Le magistrat rapporteur a rendu compte des plaidoiries dans le délibéré de la cour composée de :
Mme VANNIER, présidente de chambre
M. URBANO, conseiller
Mme MENARD-GOGIBU, conseillère
GREFFIER LORS DES DEBATS :
Mme RIFFAULT, greffière
DEBATS :
A l’audience publique du 03 octobre 2024, où l’affaire a été mise en délibéré au 05 décembre 2024.
ARRET :
CONTRADICTOIRE
Prononcé publiquement le 05 décembre 2024, par mise à disposition de l’arrêt au greffe de la Cour, les parties en ayant été préalablement avisées dans les conditions prévues au deuxième alinéa de l’article 450 du code de procédure civile,
signé par Mme VANNIER, présidente de chambre et par Mme RIFFAULT, greffière.
*
* *
EXPOSE DES FAITS ET DE LA PROCEDURE
Par acte authentique du 8 janvier 2009, la SCI des Pontonniers a consenti à Monsieur [Y] [T] un bail commercial portant sur des locaux situés [Adresse 3] à [Localité 5] pour un loyer annuel de 11 416 euros HT.

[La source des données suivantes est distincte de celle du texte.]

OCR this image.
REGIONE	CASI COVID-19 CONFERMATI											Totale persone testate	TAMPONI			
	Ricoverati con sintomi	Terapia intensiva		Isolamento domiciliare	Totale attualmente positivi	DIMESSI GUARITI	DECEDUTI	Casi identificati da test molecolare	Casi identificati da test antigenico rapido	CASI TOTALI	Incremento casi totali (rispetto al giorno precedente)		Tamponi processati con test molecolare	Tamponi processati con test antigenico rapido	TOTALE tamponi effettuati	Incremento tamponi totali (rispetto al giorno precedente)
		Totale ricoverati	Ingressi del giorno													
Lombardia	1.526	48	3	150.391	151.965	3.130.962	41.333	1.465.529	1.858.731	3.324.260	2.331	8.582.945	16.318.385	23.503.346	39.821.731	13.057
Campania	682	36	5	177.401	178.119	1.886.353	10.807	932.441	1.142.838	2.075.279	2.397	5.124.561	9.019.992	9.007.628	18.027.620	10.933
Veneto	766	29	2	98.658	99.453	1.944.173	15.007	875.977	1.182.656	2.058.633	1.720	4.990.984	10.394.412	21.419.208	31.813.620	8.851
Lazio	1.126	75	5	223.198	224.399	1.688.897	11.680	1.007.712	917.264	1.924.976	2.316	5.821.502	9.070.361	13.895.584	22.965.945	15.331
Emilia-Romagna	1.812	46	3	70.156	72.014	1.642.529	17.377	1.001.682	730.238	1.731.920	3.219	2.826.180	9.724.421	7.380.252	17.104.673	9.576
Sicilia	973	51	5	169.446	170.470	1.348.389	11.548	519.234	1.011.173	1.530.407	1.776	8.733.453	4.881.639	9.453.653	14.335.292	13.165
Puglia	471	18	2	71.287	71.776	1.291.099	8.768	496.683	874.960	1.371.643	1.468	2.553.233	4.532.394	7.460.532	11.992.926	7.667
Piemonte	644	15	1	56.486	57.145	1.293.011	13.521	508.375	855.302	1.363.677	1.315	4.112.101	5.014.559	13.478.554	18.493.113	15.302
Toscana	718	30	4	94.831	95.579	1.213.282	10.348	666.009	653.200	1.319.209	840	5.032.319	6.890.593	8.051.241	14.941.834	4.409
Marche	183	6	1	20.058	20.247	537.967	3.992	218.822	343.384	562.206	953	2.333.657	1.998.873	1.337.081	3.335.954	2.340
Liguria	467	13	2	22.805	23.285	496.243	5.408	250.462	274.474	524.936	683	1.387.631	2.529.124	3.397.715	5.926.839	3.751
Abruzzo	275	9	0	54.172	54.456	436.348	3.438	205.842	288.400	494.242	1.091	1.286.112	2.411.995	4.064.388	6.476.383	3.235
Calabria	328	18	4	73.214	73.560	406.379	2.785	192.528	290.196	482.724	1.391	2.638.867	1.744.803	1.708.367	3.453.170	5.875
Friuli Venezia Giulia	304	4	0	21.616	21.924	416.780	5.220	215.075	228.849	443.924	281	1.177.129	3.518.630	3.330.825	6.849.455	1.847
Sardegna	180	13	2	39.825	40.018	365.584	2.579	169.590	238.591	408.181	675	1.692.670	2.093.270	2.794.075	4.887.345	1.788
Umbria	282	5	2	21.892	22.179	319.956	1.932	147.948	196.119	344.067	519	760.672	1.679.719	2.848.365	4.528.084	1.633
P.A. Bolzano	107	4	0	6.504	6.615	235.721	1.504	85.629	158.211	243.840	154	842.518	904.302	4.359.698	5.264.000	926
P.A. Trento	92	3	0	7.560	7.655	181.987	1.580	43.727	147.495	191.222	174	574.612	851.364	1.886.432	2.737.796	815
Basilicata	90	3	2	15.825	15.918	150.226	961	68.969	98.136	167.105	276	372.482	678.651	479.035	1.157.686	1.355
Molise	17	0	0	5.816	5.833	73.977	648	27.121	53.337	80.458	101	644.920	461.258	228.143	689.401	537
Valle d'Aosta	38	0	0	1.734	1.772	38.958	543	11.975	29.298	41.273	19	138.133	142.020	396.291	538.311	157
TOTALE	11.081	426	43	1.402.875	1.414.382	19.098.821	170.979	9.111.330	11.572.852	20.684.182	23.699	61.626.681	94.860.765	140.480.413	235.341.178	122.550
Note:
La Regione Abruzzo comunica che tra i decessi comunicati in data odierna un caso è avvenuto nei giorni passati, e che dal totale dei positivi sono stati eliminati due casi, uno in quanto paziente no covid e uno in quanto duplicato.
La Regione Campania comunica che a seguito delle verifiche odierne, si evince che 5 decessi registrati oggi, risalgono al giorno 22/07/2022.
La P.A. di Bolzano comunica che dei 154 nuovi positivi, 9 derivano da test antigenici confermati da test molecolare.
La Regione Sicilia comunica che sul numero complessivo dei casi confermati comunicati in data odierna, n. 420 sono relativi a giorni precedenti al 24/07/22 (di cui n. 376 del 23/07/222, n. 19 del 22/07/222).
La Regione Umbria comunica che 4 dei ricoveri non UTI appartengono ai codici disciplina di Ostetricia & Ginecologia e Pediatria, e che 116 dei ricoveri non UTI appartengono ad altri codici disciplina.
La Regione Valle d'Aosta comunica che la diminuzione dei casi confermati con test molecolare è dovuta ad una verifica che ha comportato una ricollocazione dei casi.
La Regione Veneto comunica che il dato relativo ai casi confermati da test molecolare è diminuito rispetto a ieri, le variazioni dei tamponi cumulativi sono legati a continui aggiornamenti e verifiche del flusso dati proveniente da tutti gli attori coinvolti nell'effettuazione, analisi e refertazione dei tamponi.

Par acte d’huissier de justice du 6 décembre 2017, M. [T] a fait signifier à la SCI des Pontonniers une demande de renouvellement de bail à compter du 8 janvier 2018 pour neuf années. Cette demande de renouvellement n’a pas été suivie d’un congé délivré par le bailleur.
Par acte de commissaire de justice du 28 décembre 2023, M. [T] a fait assigner la SCI des Pontonniers devant le juge des référés du tribunal judiciaire d’Evreux aux fins de condamnation de cette dernière à lui payer par provision les sommes de 3 216 euros et 57 168,92 euros.
Par ordonnance de référé du 15 mai 2024, le président du tribunal judiciaire d’Evreux a :
— rejeté l’exception d’irrecevabilité soulevée par la SCI Des Pontonniers au titre de l’autorité de la chose jugée,
— condamné la SCI Des Pontonniers à payer à M. [T] à titre de provision la somme de 3 126 euros TTC au titre des loyers surfacturés,
— dit n’y avoir lieu à référé sur la demande en paiement provisionnelle formée par M. [T] au titre des charges de taxes foncières,
— condamné la SCI Des Pontonniers à payer à la M. [T] à titre de provision la somme de 11 875,48 euros au titre des charges de consommation d’eau,
— dit n’y avoir lieu à référé sur la demande reconventionnelle en paiement provisionnel présentée par la SCI Des Pontonniers,
— débouté les parties de toutes demandes plus amples ou contraires,
— condamné la SCI Des Pontonniers aux dépens,
— rappelé que la présente est exécutoire de plein droit par provision.
La SCI Des Pontonniers a interjeté appel de cette ordonnance par déclaration du 3 juin 2024.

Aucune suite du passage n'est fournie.